Interracial-Voice
From the Editor

"Boondocks" vs. "Harlem River"

By Charles Michael Byrd
C. Byrd
(Photo by Lynn Goldsmith)

The current uproar over Aaron McGruder's "Boondocks" comic strip brings to mind the decades-old question of whether "blacks" can be racist. Since the 1960s, the radical-left has posited that while "blacks" are certainly capable of being prejudiced or bigoted against other individuals or groups of individuals, they cannot be racist because the power element is lacking from the equation. What equation am I referring to? The one that reads: Racism = Race Prejudice + Power. Since "blacks," as permanent victims of "white" oppression here in America, lack the political and economic power necessary to enforce their racial prejudice or bigotry, they cannot possibly manifest any truly racists acts toward anyone.

To this day, that lame dogma continues to provide cover for attitudes and actions that any thinking person would interpret as racist. Leading the pack of those who refuse to acknowledge Spike Lee's ability (read: power) to bankroll a film, "Jungle Fever," that denigrates interracial romance and marriage for the racism it is are Caucasians who, inexplicably, feel guilty about slavery. They don't dare speak against it for fear of someone calling them racists. For the same reason they will not open their mouths about Aaron McGruder's ability (read: power) to portray multiracial females as confused (don't they know they're 100% "black") cutie-pies in a nationally syndicated comic strip. Do I even have to go into the NAACP's ability (read: power) to thwart the multiracial Census initiative? I didn't think so.
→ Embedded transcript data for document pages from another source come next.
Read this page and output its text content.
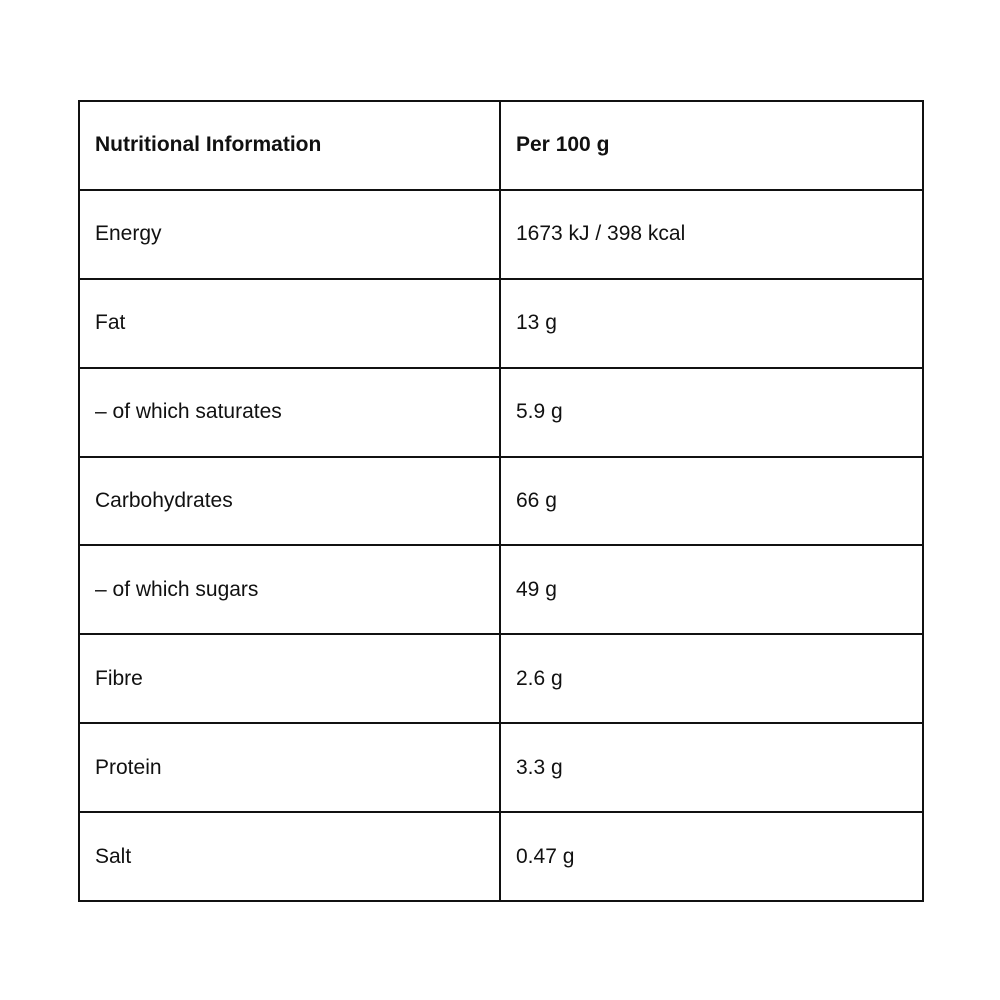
Nutritional Information	Per 100 g
Energy	1673 kJ / 398 kcal
Fat	13 g
– of which saturates	5.9 g
Carbohydrates	66 g
– of which sugars	49 g
Fibre	2.6 g
Protein	3.3 g
Salt	0.47 g
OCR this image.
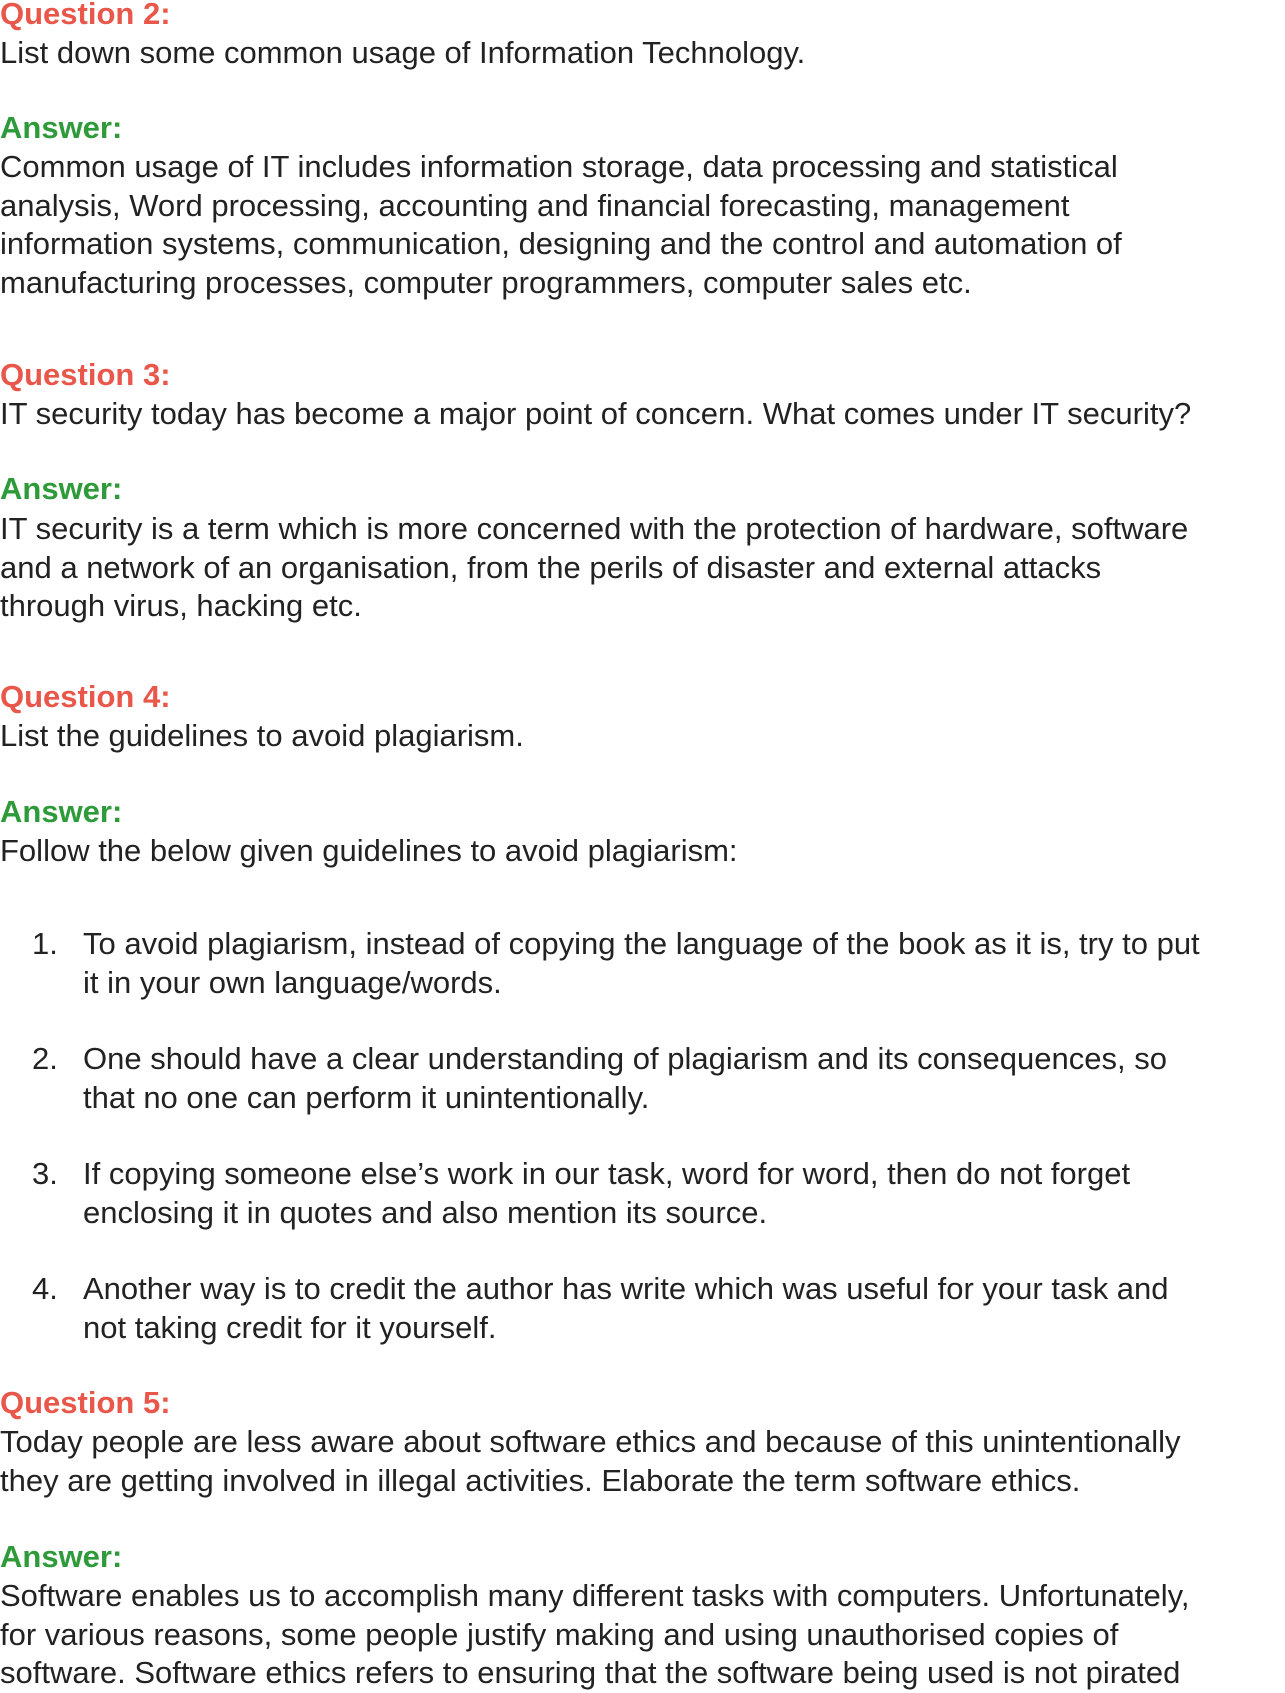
Question 2:

List down some common usage of Information Technology.

Answer:

Common usage of IT includes information storage, data processing and statistical
analysis, Word processing, accounting and financial forecasting, management
information systems, communication, designing and the control and automation of
manufacturing processes, computer programmers, computer sales etc.

Question 3:

IT security today has become a major point of concern. What comes under IT security?

Answer:

IT security is a term which is more concerned with the protection of hardware, software
and a network of an organisation, from the perils of disaster and external attacks
through virus, hacking etc.

Question 4:

List the guidelines to avoid plagiarism.

Answer:

Follow the below given guidelines to avoid plagiarism:

1. To avoid plagiarism, instead of copying the language of the book as it is, try to put
it in your own language/words.

2. One should have a clear understanding of plagiarism and its consequences, so
that no one can perform it unintentionally.

3. If copying someone else’s work in our task, word for word, then do not forget
enclosing it in quotes and also mention its source.

4. Another way is to credit the author has write which was useful for your task and
not taking credit for it yourself.

Question 5:

Today people are less aware about software ethics and because of this unintentionally
they are getting involved in illegal activities. Elaborate the term software ethics.

Answer:

Software enables us to accomplish many different tasks with computers. Unfortunately,
for various reasons, some people justify making and using unauthorised copies of
software. Software ethics refers to ensuring that the software being used is not pirated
Contrariwise, "blacks" certainly recognize the existence of the equation's power element but are too busy delighting in and celebrating their new found mastery to notice what they have become -- a one-hundred and eighty degree opposite number of that which they have so long fought against. If, then, the only individuals willing to open their mouths about it are self-identified multiracials, so be it.

Now, I can't draw worth a damn, but suppose I collaborated with someone on a comic strip that we'll call "Harlem River." The main character or protagonist, my good buddy Cat Michaels, self-identifies as mixed, multiracial, mulatto or whatever. While walking through the upper east side of Manhattan, he approaches a man we'll name Joe who self-identifies as "black." The following dialogue, regarding contemporary identity politics, ensues through the strip's panels:


Panel #1
Joe: "I'm a black man."

Cat: "No you're not. I mean have you ever seen anyone the color of coal or snow? Exactly what part of you, besides your shoes, is black, Joe? 'Black' people are actually a shade of brown as all humans are."

Panel #2
Joe: (Looking up from his feet, fairly glaring at Cat) "Man, what I mean is, I'm a member of the black race. I'm part of the African Diaspora, the global black community."

Cat: "Race has no scientific validity, Joe, and were you actually born in Africa? Obviously, you can call yourself what you want, but at least give some thought to the labels we all use to identify ourselves, names we use to present ourselves to the world at large. Nowadays, 'black' and 'white' are just political identifiers. Okay, Joe?"

Panel #3
Joe: "Well I don't know about all that political stuff, but I'll keep it in mind. Later."

With that, Cat watches as Joe trots back onto the nearby basketball court for another game of HORSE, confused as ever about this thing called "blackness."


Since this is just a harmless comic strip -- to mimic McGruder's supporters -- should I expect no outcry from the "black" community, or is that an extremely naive notion? First, no newspaper in America would run it, because it is politically-incorrect. It does not buy into the prevailing mindset that "mixed" is synonymous with "black," and most newspaper editors will go out of their way not to offend self-identified "blacks" as well as the civil rights industry.

Second, do I believe America's newspapers should ban "Boondocks" from their comic sections? Absolutely not. As a libertarian who believes that the free speech prerogative must reign supreme, I wholeheartedly support McGruder's right to promote whatever race-based credo he desires. Let us also not forget that many within the "black" power establishment -- as well as their allies both in the media and in the United States government -- would dearly love to see Interracial Voice and our sister websites go out of business for good.

Aaron McGruder, however, is in dire need of a good dose of enlightenment vis--vis the question of power. The young man is wielding it in a racist manner that those on the left, the right and in the middle can plainly see.